O segundo grupo, B, tem como título A PRESENÇA DOS MORTOS. É formado por imagens fotográficas que remetem o leitor a uma continuidade da vida após a morte. São relatos de comunicação entre vivos e mortos e a influência dos mortos sobre o comportamento dos vivos. Mesmo que simbolicamente, as imagens mostram uma vitória do homem sobre a morte.

Já o grupo C, assim como o anterior, é menos freqüente no período. Apresenta imagens agrupadas sobre o título DIANTE DA PROXIMIDADE DA MORTE. Com um forte apelo subjetivo, as imagens desse grupo não apenas funcionam como elemento referencial; são, em essência, elementos de convencimento do leitor.

GRUPO A: A MORTE COMO TRAGÉDIA

A princípio constata-se que, durante o período analisado, a utilização da cor preta é fato recorrente nas imagens que constituem esse grupo. Segundo Kovacs (2002), essa associação entre o preto e a morte é uma herança do paganismo e, no princípio, não estava relacionada à piedade ou forma de demonstrar tristeza. Era, de fato, uma forma de expressar medo; o preto funcionava como um disfarce para que o fantasma do morto não reconhecesse o vivo e, assim, não o assombrasse.

O uso de fotos testemunhais também é outra estratégia discursiva recorrente. Elas estão presentes em duas edições de Veja : a de 8 de setembro de 2004 (Figura 1) e a de 5 de janeiro de 2005 (Figura 2). Nelas, observa-se que a imagem é resultante da utilização de recursos pós-fotográficos. Não é possível ao leitor perceber outros detalhes das cenas, pois estes foram omitidos através da edição de imagens. São imagens ampliadas de uma mãe e de um pai sofrendo com a morte de seus filhos.

Na Figura 1, há a imagem de uma mãe agachada acariciando o rosto da filha. A criança é uma das mais de trezentas vítimas de um ataque terrorista praticado por chechenos a uma escola na cidade de Beslan, norte da Rússia. A imagem tem a ver, intertextualmente, com a Pietá, escultura do italiano Michelangelo, que representa o Cristo, morto, nos braços da Virgem Maria.

Figura 1

A capa de Veja mostra uma mãe que contempla a filha morta, sem lágrimas ou gritos, mas com um gesto de amparo e conforto. Da criança, mostra-se um rosto desfigurado. Apesar das leituras de imagens serem distintas, nesta está eternizada a intensidade do sofrer, estão representadas aquilo que os psicólogos chamam de a realidade da perda e a esperança de um reencontro (KOVACS, 2002).

É, também, uma imagem cujo poder está centrado na sua composição.
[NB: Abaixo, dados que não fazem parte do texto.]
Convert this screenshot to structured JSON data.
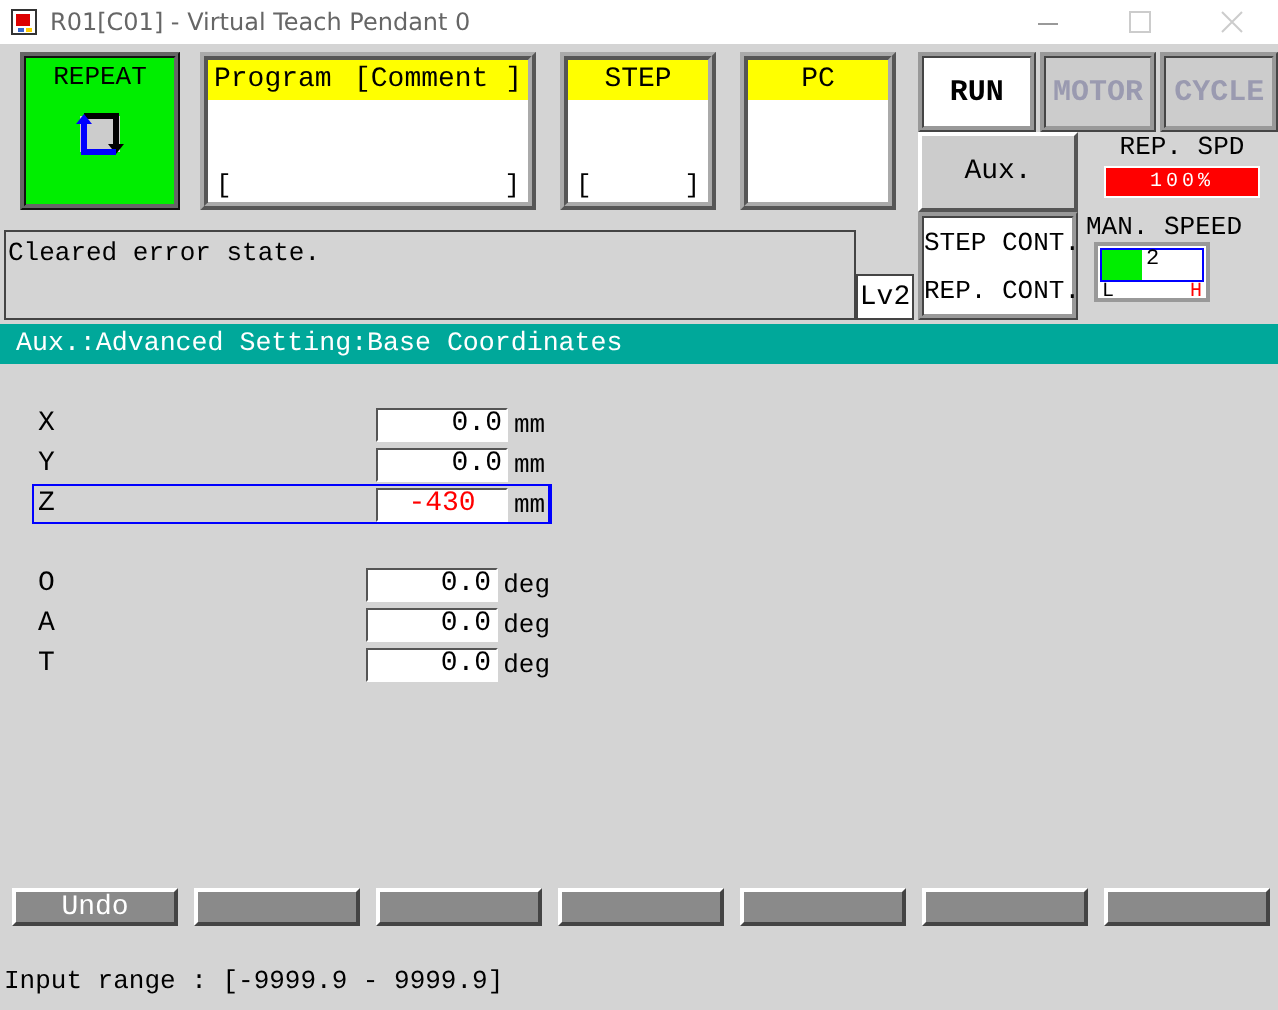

Como defende Sontag (2003), o fotógrafo, nessa imagem, funciona como um verdadeiro espião, “[...] um observador privilegiado da dor alheia”.

Chama a atenção, do ponto de vista verbal, o sintagma, colocado acima da logomarca da revista: Reportagem Especial. À esquerda do rosto da mãe há também um texto centralizado, no meio da página, em três níveis. No primeiro, com tipos em caixa alta, a expressão Beslan, Rússia funciona como indicador geográfico do acontecimento registrado. Separado, por um fio vermelho, encontram-se em duas linhas a data do ataque: 3 de setembro de 2004. É a linguagem verbal funcionando como recurso de identificação de personagens ou lugares e como elemento de ancoragem temporal.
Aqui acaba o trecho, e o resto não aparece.